The son of a banker in Constantinople, Portukalian became a teacher and initially taught at Tokat. in 1873 Portukalian was arrested by the Ottoman authorities and the school he directed in Tokat was closed. He was released the same year and became the editor of the journal Asia in Constantinople. After a trip to Western Anatolia and the Balkans, he opened a school in Van in 1878. The school soon fell apart due to conflict among its members, and closed before the end of the year. During and immediately after the Russo-Turkish War of 1877–1878, he traveled to various cities in Russian and Ottoman Armenia, calling on Armenians to take up armed struggle. After the war, he participated in the creation of the Black Cross revolutionary society in Van.
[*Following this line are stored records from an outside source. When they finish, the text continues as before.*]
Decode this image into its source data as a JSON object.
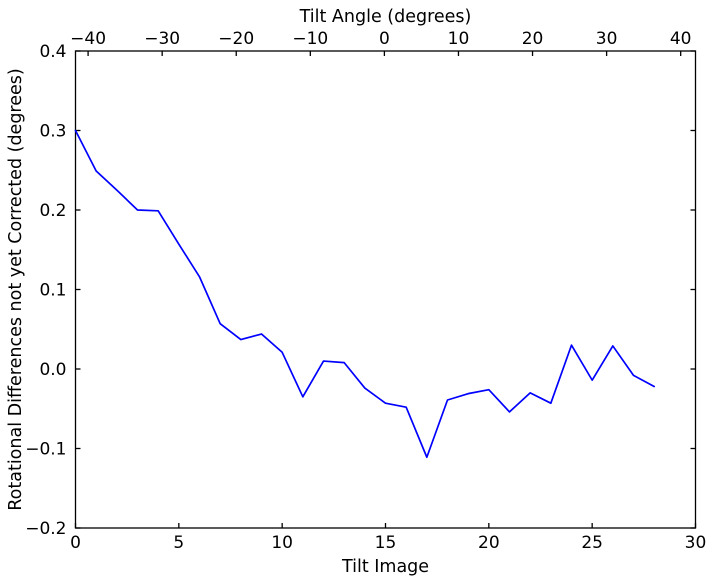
{
  "chart_data": {
    "type": "line",
    "title": "",
    "xlabel": "Tilt Image",
    "x2label": "Tilt Angle (degrees)",
    "ylabel": "Rotational Differences not yet Corrected (degrees)",
    "xlim": [
      0,
      30
    ],
    "ylim": [
      -0.2,
      0.4
    ],
    "x2lim": [
      -41.7,
      42.0
    ],
    "xticks": [
      0,
      5,
      10,
      15,
      20,
      25,
      30
    ],
    "x2ticks": [
      -40,
      -30,
      -20,
      -10,
      0,
      10,
      20,
      30,
      40
    ],
    "yticks": [
      0.4,
      0.3,
      0.2,
      0.1,
      0.0,
      -0.1,
      -0.2
    ],
    "grid": false,
    "legend": null,
    "line_color": "#0000ff",
    "series": [
      {
        "name": "rotational-differences",
        "x": [
          0,
          1,
          2,
          3,
          4,
          5,
          6,
          7,
          8,
          9,
          10,
          11,
          12,
          13,
          14,
          15,
          16,
          17,
          18,
          19,
          20,
          21,
          22,
          23,
          24,
          25,
          26,
          27,
          28
        ],
        "y": [
          0.3,
          0.249,
          0.225,
          0.2,
          0.199,
          0.157,
          0.116,
          0.057,
          0.037,
          0.044,
          0.021,
          -0.035,
          0.01,
          0.008,
          -0.024,
          -0.043,
          -0.048,
          -0.111,
          -0.039,
          -0.031,
          -0.026,
          -0.054,
          -0.03,
          -0.043,
          0.03,
          -0.014,
          0.029,
          -0.008,
          -0.022
        ]
      }
    ]
  },
  "colors": {
    "line": "#0000ff",
    "frame": "#000000",
    "background": "#ffffff"
  }
}
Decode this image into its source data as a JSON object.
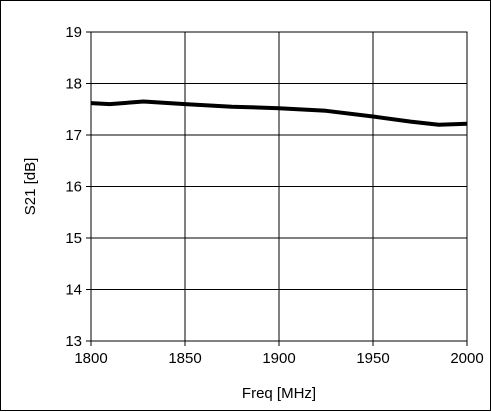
{
  "chart_data": {
    "type": "line",
    "title": "",
    "xlabel": "Freq [MHz]",
    "ylabel": "S21 [dB]",
    "xlim": [
      1800,
      2000
    ],
    "ylim": [
      13,
      19
    ],
    "x_ticks": [
      1800,
      1850,
      1900,
      1950,
      2000
    ],
    "y_ticks": [
      13,
      14,
      15,
      16,
      17,
      18,
      19
    ],
    "grid": true,
    "legend": "none",
    "series": [
      {
        "color": "#000000",
        "x": [
          1800,
          1810,
          1828,
          1850,
          1875,
          1900,
          1925,
          1950,
          1970,
          1985,
          2000
        ],
        "y": [
          17.62,
          17.6,
          17.65,
          17.6,
          17.55,
          17.52,
          17.47,
          17.36,
          17.26,
          17.2,
          17.22
        ]
      }
    ]
  }
}
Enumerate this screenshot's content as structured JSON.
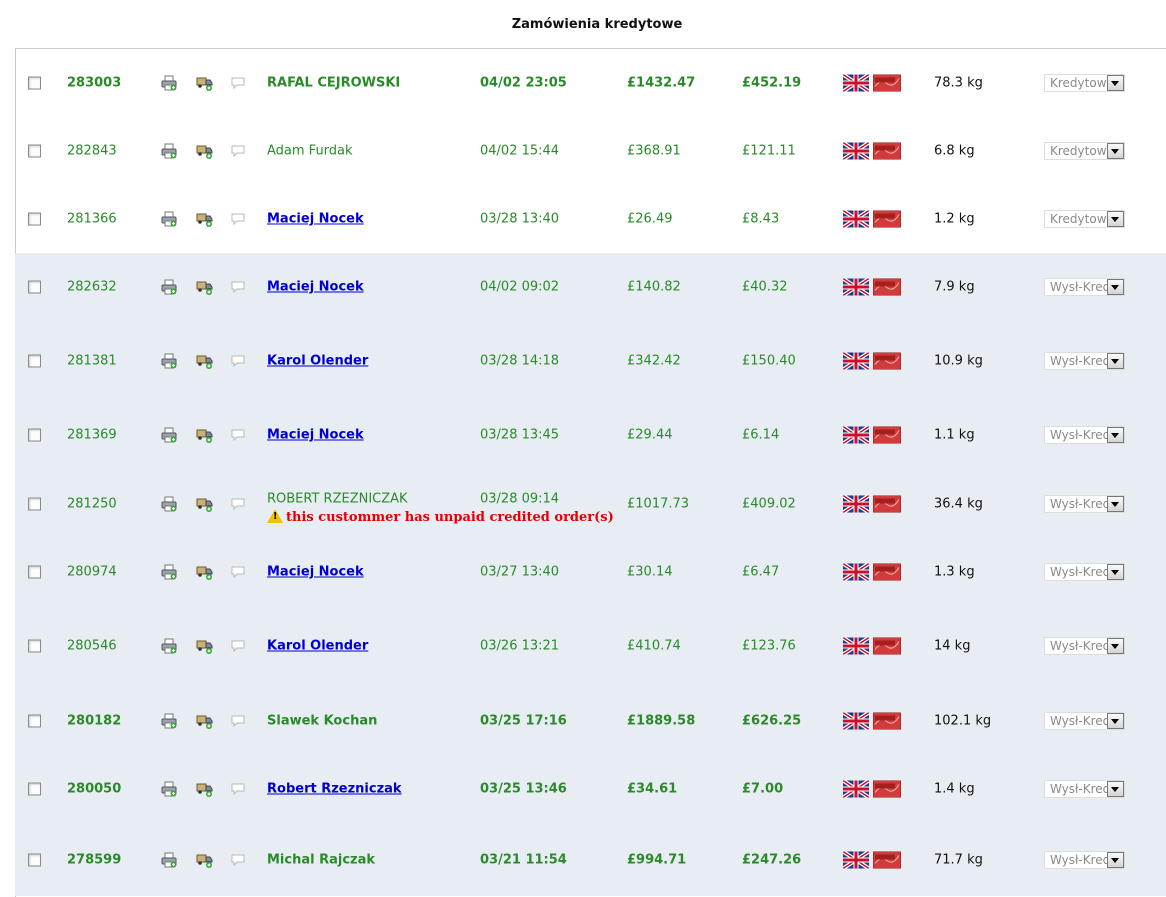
{
  "title": "Zamówienia kredytowe",
  "warning_text": "this custommer has unpaid credited order(s)",
  "rows": [
    {
      "id": "283003",
      "name": "RAFAL CEJROWSKI",
      "date": "04/02 23:05",
      "total": "£1432.47",
      "credit": "£452.19",
      "weight": "78.3 kg",
      "status": "Kredytowe"
    },
    {
      "id": "282843",
      "name": "Adam Furdak",
      "date": "04/02 15:44",
      "total": "£368.91",
      "credit": "£121.11",
      "weight": "6.8 kg",
      "status": "Kredytowe"
    },
    {
      "id": "281366",
      "name": "Maciej Nocek",
      "date": "03/28 13:40",
      "total": "£26.49",
      "credit": "£8.43",
      "weight": "1.2 kg",
      "status": "Kredytowe"
    },
    {
      "id": "282632",
      "name": "Maciej Nocek",
      "date": "04/02 09:02",
      "total": "£140.82",
      "credit": "£40.32",
      "weight": "7.9 kg",
      "status": "Wysł-Kredytowe"
    },
    {
      "id": "281381",
      "name": "Karol Olender",
      "date": "03/28 14:18",
      "total": "£342.42",
      "credit": "£150.40",
      "weight": "10.9 kg",
      "status": "Wysł-Kredytowe"
    },
    {
      "id": "281369",
      "name": "Maciej Nocek",
      "date": "03/28 13:45",
      "total": "£29.44",
      "credit": "£6.14",
      "weight": "1.1 kg",
      "status": "Wysł-Kredytowe"
    },
    {
      "id": "281250",
      "name": "ROBERT RZEZNICZAK",
      "date": "03/28 09:14",
      "total": "£1017.73",
      "credit": "£409.02",
      "weight": "36.4 kg",
      "status": "Wysł-Kredytowe"
    },
    {
      "id": "280974",
      "name": "Maciej Nocek",
      "date": "03/27 13:40",
      "total": "£30.14",
      "credit": "£6.47",
      "weight": "1.3 kg",
      "status": "Wysł-Kredytowe"
    },
    {
      "id": "280546",
      "name": "Karol Olender",
      "date": "03/26 13:21",
      "total": "£410.74",
      "credit": "£123.76",
      "weight": "14 kg",
      "status": "Wysł-Kredytowe"
    },
    {
      "id": "280182",
      "name": "Slawek Kochan",
      "date": "03/25 17:16",
      "total": "£1889.58",
      "credit": "£626.25",
      "weight": "102.1 kg",
      "status": "Wysł-Kredytowe"
    },
    {
      "id": "280050",
      "name": "Robert Rzezniczak",
      "date": "03/25 13:46",
      "total": "£34.61",
      "credit": "£7.00",
      "weight": "1.4 kg",
      "status": "Wysł-Kredytowe"
    },
    {
      "id": "278599",
      "name": "Michal Rajczak",
      "date": "03/21 11:54",
      "total": "£994.71",
      "credit": "£247.26",
      "weight": "71.7 kg",
      "status": "Wysł-Kredytowe"
    }
  ]
}
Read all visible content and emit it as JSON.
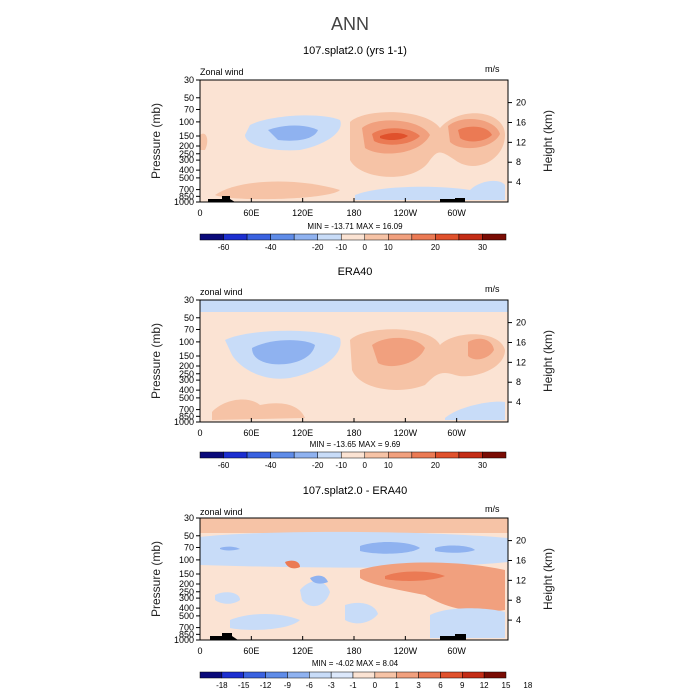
{
  "figure": {
    "title": "ANN"
  },
  "colors": {
    "cb1": [
      "#0a0a7a",
      "#1c2fd0",
      "#3a62e0",
      "#5f8ce8",
      "#8fb2f0",
      "#c8dcf8",
      "#fbe3d3",
      "#f6c3a6",
      "#f1a07e",
      "#eb7a54",
      "#e0512c",
      "#c42c16",
      "#7a0c04"
    ],
    "cb3": [
      "#0a0a7a",
      "#1c2fd0",
      "#3a62e0",
      "#5f8ce8",
      "#8fb2f0",
      "#c8dcf8",
      "#dce8fb",
      "#fbe3d3",
      "#f6c3a6",
      "#f1a07e",
      "#eb7a54",
      "#e0512c",
      "#c42c16",
      "#7a0c04"
    ]
  },
  "chart_data": [
    {
      "type": "heatmap",
      "title": "107.splat2.0 (yrs 1-1)",
      "left_label": "Zonal wind",
      "right_label": "m/s",
      "ylabel": "Pressure (mb)",
      "ylabel_right": "Height (km)",
      "xticks": [
        "0",
        "60E",
        "120E",
        "180",
        "120W",
        "60W"
      ],
      "pressure_ticks": [
        "30",
        "50",
        "70",
        "100",
        "150",
        "200",
        "250",
        "300",
        "400",
        "500",
        "700",
        "850",
        "1000"
      ],
      "height_ticks": [
        "20",
        "16",
        "12",
        "8",
        "4"
      ],
      "min_max": "MIN = -13.71   MAX =  16.09",
      "colorbar_levels": [
        "-60",
        "-40",
        "-20",
        "-10",
        "0",
        "10",
        "20",
        "30"
      ],
      "color_key": "cb1"
    },
    {
      "type": "heatmap",
      "title": "ERA40",
      "left_label": "zonal wind",
      "right_label": "m/s",
      "ylabel": "Pressure (mb)",
      "ylabel_right": "Height (km)",
      "xticks": [
        "0",
        "60E",
        "120E",
        "180",
        "120W",
        "60W"
      ],
      "pressure_ticks": [
        "30",
        "50",
        "70",
        "100",
        "150",
        "200",
        "250",
        "300",
        "400",
        "500",
        "700",
        "850",
        "1000"
      ],
      "height_ticks": [
        "20",
        "16",
        "12",
        "8",
        "4"
      ],
      "min_max": "MIN = -13.65   MAX =   9.69",
      "colorbar_levels": [
        "-60",
        "-40",
        "-20",
        "-10",
        "0",
        "10",
        "20",
        "30"
      ],
      "color_key": "cb1"
    },
    {
      "type": "heatmap",
      "title": "107.splat2.0 - ERA40",
      "left_label": "zonal wind",
      "right_label": "m/s",
      "ylabel": "Pressure (mb)",
      "ylabel_right": "Height (km)",
      "xticks": [
        "0",
        "60E",
        "120E",
        "180",
        "120W",
        "60W"
      ],
      "pressure_ticks": [
        "30",
        "50",
        "70",
        "100",
        "150",
        "200",
        "250",
        "300",
        "400",
        "500",
        "700",
        "850",
        "1000"
      ],
      "height_ticks": [
        "20",
        "16",
        "12",
        "8",
        "4"
      ],
      "min_max": "MIN =  -4.02   MAX =   8.04",
      "colorbar_levels": [
        "-18",
        "-15",
        "-12",
        "-9",
        "-6",
        "-3",
        "-1",
        "0",
        "1",
        "3",
        "6",
        "9",
        "12",
        "15",
        "18"
      ],
      "color_key": "cb3"
    }
  ]
}
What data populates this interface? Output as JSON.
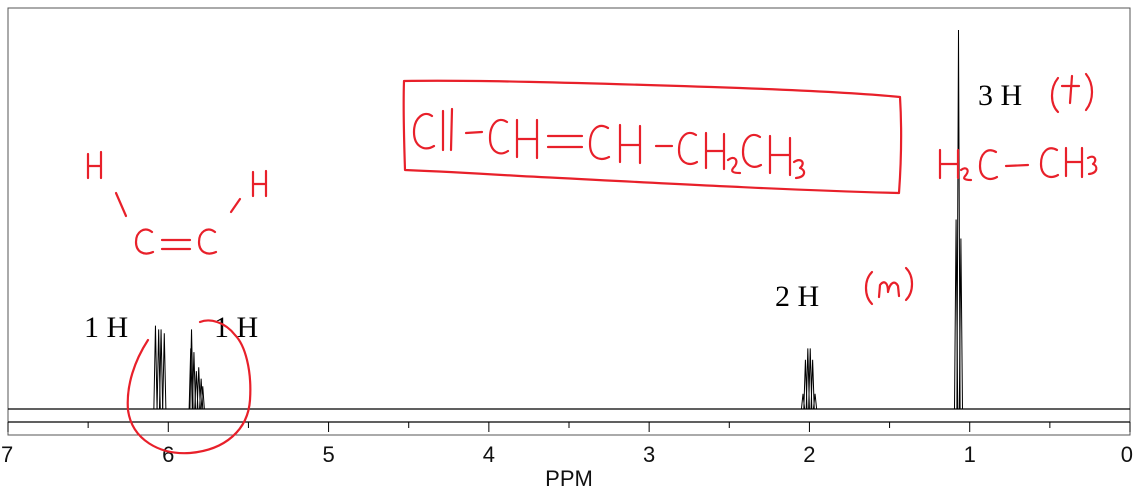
{
  "chart_data": {
    "type": "line",
    "title": "",
    "xlabel": "PPM",
    "ylabel": "",
    "xlim": [
      7,
      0
    ],
    "x_axis_reversed": true,
    "grid": false,
    "x_ticks": [
      "7",
      "6",
      "5",
      "4",
      "3",
      "2",
      "1",
      "0"
    ],
    "peak_groups": [
      {
        "center_ppm": 6.03,
        "integration": "1 H",
        "lines": [
          {
            "ppm": 6.08,
            "h": 0.22
          },
          {
            "ppm": 6.06,
            "h": 0.21
          },
          {
            "ppm": 6.045,
            "h": 0.21
          },
          {
            "ppm": 6.025,
            "h": 0.2
          }
        ]
      },
      {
        "center_ppm": 5.82,
        "integration": "1 H",
        "lines": [
          {
            "ppm": 5.86,
            "h": 0.16
          },
          {
            "ppm": 5.855,
            "h": 0.21
          },
          {
            "ppm": 5.84,
            "h": 0.15
          },
          {
            "ppm": 5.825,
            "h": 0.1
          },
          {
            "ppm": 5.81,
            "h": 0.11
          },
          {
            "ppm": 5.795,
            "h": 0.08
          },
          {
            "ppm": 5.785,
            "h": 0.06
          }
        ]
      },
      {
        "center_ppm": 2.0,
        "integration": "2 H",
        "lines": [
          {
            "ppm": 2.04,
            "h": 0.04
          },
          {
            "ppm": 2.025,
            "h": 0.13
          },
          {
            "ppm": 2.01,
            "h": 0.16
          },
          {
            "ppm": 1.995,
            "h": 0.16
          },
          {
            "ppm": 1.98,
            "h": 0.13
          },
          {
            "ppm": 1.965,
            "h": 0.04
          }
        ]
      },
      {
        "center_ppm": 1.05,
        "integration": "3 H",
        "lines": [
          {
            "ppm": 1.085,
            "h": 0.5
          },
          {
            "ppm": 1.07,
            "h": 1.0
          },
          {
            "ppm": 1.055,
            "h": 0.45
          }
        ]
      }
    ]
  },
  "annotations": {
    "formula": "Cl - CH = CH - CH₂CH₃",
    "ethyl_fragment": "H₂C – CH₃",
    "triplet_note": "(t)",
    "multiplet_note": "(m)",
    "alkene_sketch": [
      "H",
      "H",
      "C=C"
    ]
  },
  "colors": {
    "spectrum": "#000000",
    "annotation_ink": "#e8202a"
  }
}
Portukalian opened another school in Van in 1881. In 1885, he and his disciples founded the Armenakan Party, the first modern Armenian political party, which declared its goal to be the establishment of an independent Armenia by means of armed rebellion. In 1885, Portukalian's school in Van was closed by the Ottoman authorities, after which he was exiled and settled in Marseille. In Marseille, Portukalian maintained his ties with the leaders of the party and began the publication of the first pro-revolutionary Armenian newspaper, Armenia.

Portukalian died in Marseille in 1921.